Yeon-Hee berkata, “Siapkan saja apa yang dibutuhkan segera. Monster akan muncul dan menyapu semuanya.”
“Apakah ada hal lain yang Anda inginkan?”
“Cepatlah.”
“Baik, Bu.”
Saya siaga menunggu sistem pertahanan tertinggi muncul.
[Anda telah menggunakan Enhanced Absolute Warzone.]
“Mengapa?”
“Ugh, ini bikin frustrasi. Mari kita selesaikan di sini.”
Aku hanya menjawab seperti itu dan keluar dari penghalang. Ilusi seharusnya tetap menjadi ilusi saja.
[Anda telah menggunakan Pedang Devi.]
Jika adegan itu nyata, aku pasti sudah langsung kehilangan semangat untuk bertarung. Benda yang kutembakkan saat mendarat di halaman rumah besar itu bertabrakan dengan target di luar pandanganku. Terjadi kilatan cahaya.
Gedebuk!
Asap berbentuk jamur membubung tinggi disertai ledakan besar. Para penjaga rumah besar itu bahkan tidak menyadari keberadaanku. Hanya mereka yang telah terbangun sebagai pertahanan yang berlari ke arahku dan tercabik-cabik. Para penghuni biasa hanya menyaksikan asap jamur yang membesar itu.
“Ya ampun…”
“Astaga…”
Beberapa bahkan mulai berdoa. Mereka juga mengetahui apa yang terjadi di dekatku saat mereka melihat sekeliling. Reaksi mereka semua sama ketika melihat tubuh-tubuh yang tercabik-cabik. Mereka mengeluarkan senjata untuk menembak, tetapi mereka akan segera dimusnahkan tanpa aku harus melakukan apa pun.
Ya, akhirnya. Itu terjadi tepat setelahnya. Gelombang panas yang dahsyat melanda. Mereka yang tadi menodongkan senjata ke arahku semuanya terhuyung-huyung dan berteriak minta tolong. Namun, asap hitam menyapu semuanya di hadapanku bersama gelombang panas itu! Asap itu dipenuhi puing-puing dan terus menerpa tubuhku.
Target awal Gold pasti adalah kematian Isaac Rothschild. Mereka tidak bisa mengalahkan saya hanya dengan serangan nuklir. Mereka bahkan tidak bisa meninggalkan goresan pun pada saya.
Percikan api yang tersebar di seluruh bumi menyebar lebih luas lagi. Kemudian, ia menampakkan dirinya.
“Grrrr…”
[Penguasa dunia mental, pertahanan tertinggi, Emas Agung, telah muncul.]
***
Ada saat-saat ketika aku bisa saja terlempar keluar dari dunia mentalnya. Krisisnya adalah serangan di mana ia berupaya memusnahkan segalanya.
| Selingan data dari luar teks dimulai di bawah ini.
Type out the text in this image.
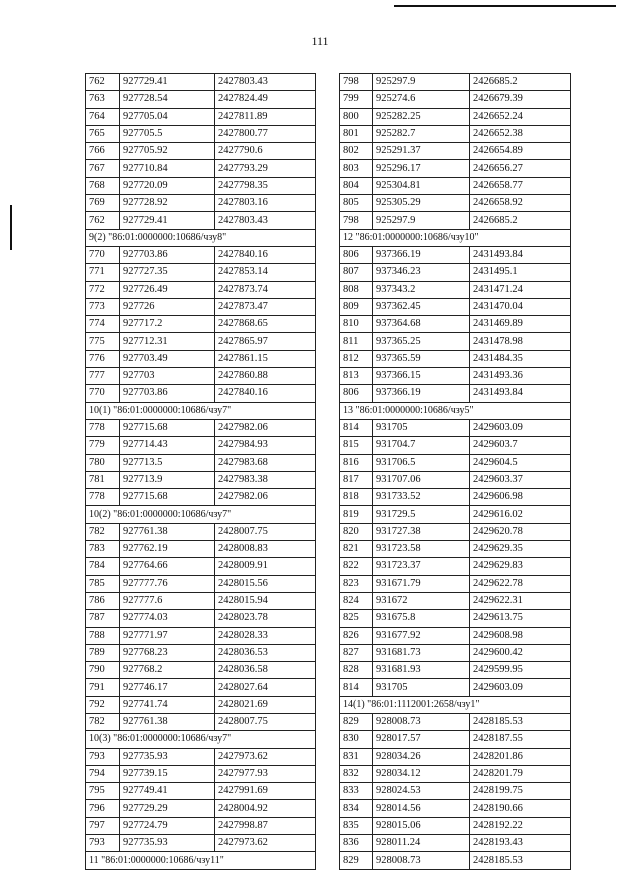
111
762	927729.41	2427803.43
763	927728.54	2427824.49
764	927705.04	2427811.89
765	927705.5	2427800.77
766	927705.92	2427790.6
767	927710.84	2427793.29
768	927720.09	2427798.35
769	927728.92	2427803.16
762	927729.41	2427803.43
9(2) "86:01:0000000:10686/чзу8"		
770	927703.86	2427840.16
771	927727.35	2427853.14
772	927726.49	2427873.74
773	927726	2427873.47
774	927717.2	2427868.65
775	927712.31	2427865.97
776	927703.49	2427861.15
777	927703	2427860.88
770	927703.86	2427840.16
10(1) "86:01:0000000:10686/чзу7"		
778	927715.68	2427982.06
779	927714.43	2427984.93
780	927713.5	2427983.68
781	927713.9	2427983.38
778	927715.68	2427982.06
10(2) "86:01:0000000:10686/чзу7"		
782	927761.38	2428007.75
783	927762.19	2428008.83
784	927764.66	2428009.91
785	927777.76	2428015.56
786	927777.6	2428015.94
787	927774.03	2428023.78
788	927771.97	2428028.33
789	927768.23	2428036.53
790	927768.2	2428036.58
791	927746.17	2428027.64
792	927741.74	2428021.69
782	927761.38	2428007.75
10(3) "86:01:0000000:10686/чзу7"		
793	927735.93	2427973.62
794	927739.15	2427977.93
795	927749.41	2427991.69
796	927729.29	2428004.92
797	927724.79	2427998.87
793	927735.93	2427973.62
11 "86:01:0000000:10686/чзу11"		
798	925297.9	2426685.2
799	925274.6	2426679.39
800	925282.25	2426652.24
801	925282.7	2426652.38
802	925291.37	2426654.89
803	925296.17	2426656.27
804	925304.81	2426658.77
805	925305.29	2426658.92
798	925297.9	2426685.2
12 "86:01:0000000:10686/чзу10"		
806	937366.19	2431493.84
807	937346.23	2431495.1
808	937343.2	2431471.24
809	937362.45	2431470.04
810	937364.68	2431469.89
811	937365.25	2431478.98
812	937365.59	2431484.35
813	937366.15	2431493.36
806	937366.19	2431493.84
13 "86:01:0000000:10686/чзу5"		
814	931705	2429603.09
815	931704.7	2429603.7
816	931706.5	2429604.5
817	931707.06	2429603.37
818	931733.52	2429606.98
819	931729.5	2429616.02
820	931727.38	2429620.78
821	931723.58	2429629.35
822	931723.37	2429629.83
823	931671.79	2429622.78
824	931672	2429622.31
825	931675.8	2429613.75
826	931677.92	2429608.98
827	931681.73	2429600.42
828	931681.93	2429599.95
814	931705	2429603.09
14(1) "86:01:1112001:2658/чзу1"		
829	928008.73	2428185.53
830	928017.57	2428187.55
831	928034.26	2428201.86
832	928034.12	2428201.79
833	928024.53	2428199.75
834	928014.56	2428190.66
835	928015.06	2428192.22
836	928011.24	2428193.43
829	928008.73	2428185.53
Jika aku tidak menangkap Arukuda dan memelihara kekuatannya, maka aku akan membiarkan serangan itu terjadi. Zona Perang Absolut pun tidak akan utuh.
[Anda telah menghapus Enhanced Absolute Warzone.]
Satu-satunya yang masih utuh di seluruh area itu adalah rumah besar yang berada di bawah perlindungan penghalang. Begitu penghalang itu menghilang, ia runtuh dan lenyap ke dalam celah di kerak bumi yang telah terbelah. Yeon-Hee melompat keluar sebelum itu terjadi.
Dia memegang berbagai macam dokumen di tangannya. Kemudian, dia mengerutkan kening sambil menatap debu nuklir yang mengepul.
“Untungnya, ini hanyalah ilusi.”
Namun, itu bukanlah ilusi di masa lalu. Bom nuklir yang meledak di seluruh dunia pada Hari Adven memengaruhi hari sebelum akhir zaman. Satu-satunya hal yang dia salah pahami adalah bahwa kerusakan yang tidak meninggalkan jejak apa pun bukanlah akibat ledakan nuklir.
Lagipula, apa yang akan terjadi jika aku melawan entitas jahat di daratan utama? Aku perlu melakukan segala yang aku bisa untuk mencegah daratan utamaku berubah menjadi medan perang.
“Apa kamu yakin?”
Saya bertanya ke arah tumpukan dokumen yang dipegangnya. Sekilas, itu adalah kontrak dan berkas bukti yang pernah saya sita di masa lalu.
“Ini bukan buang-buang waktu. Ini, ambillah.”
Saat lembaran-lembaran kertas itu dipindahkan ke tangan saya, mereka mulai membaliknya dengan cepat, halaman demi halaman.
[Anda telah mengamankan ingatan yang hilang tentang Emas Agung.]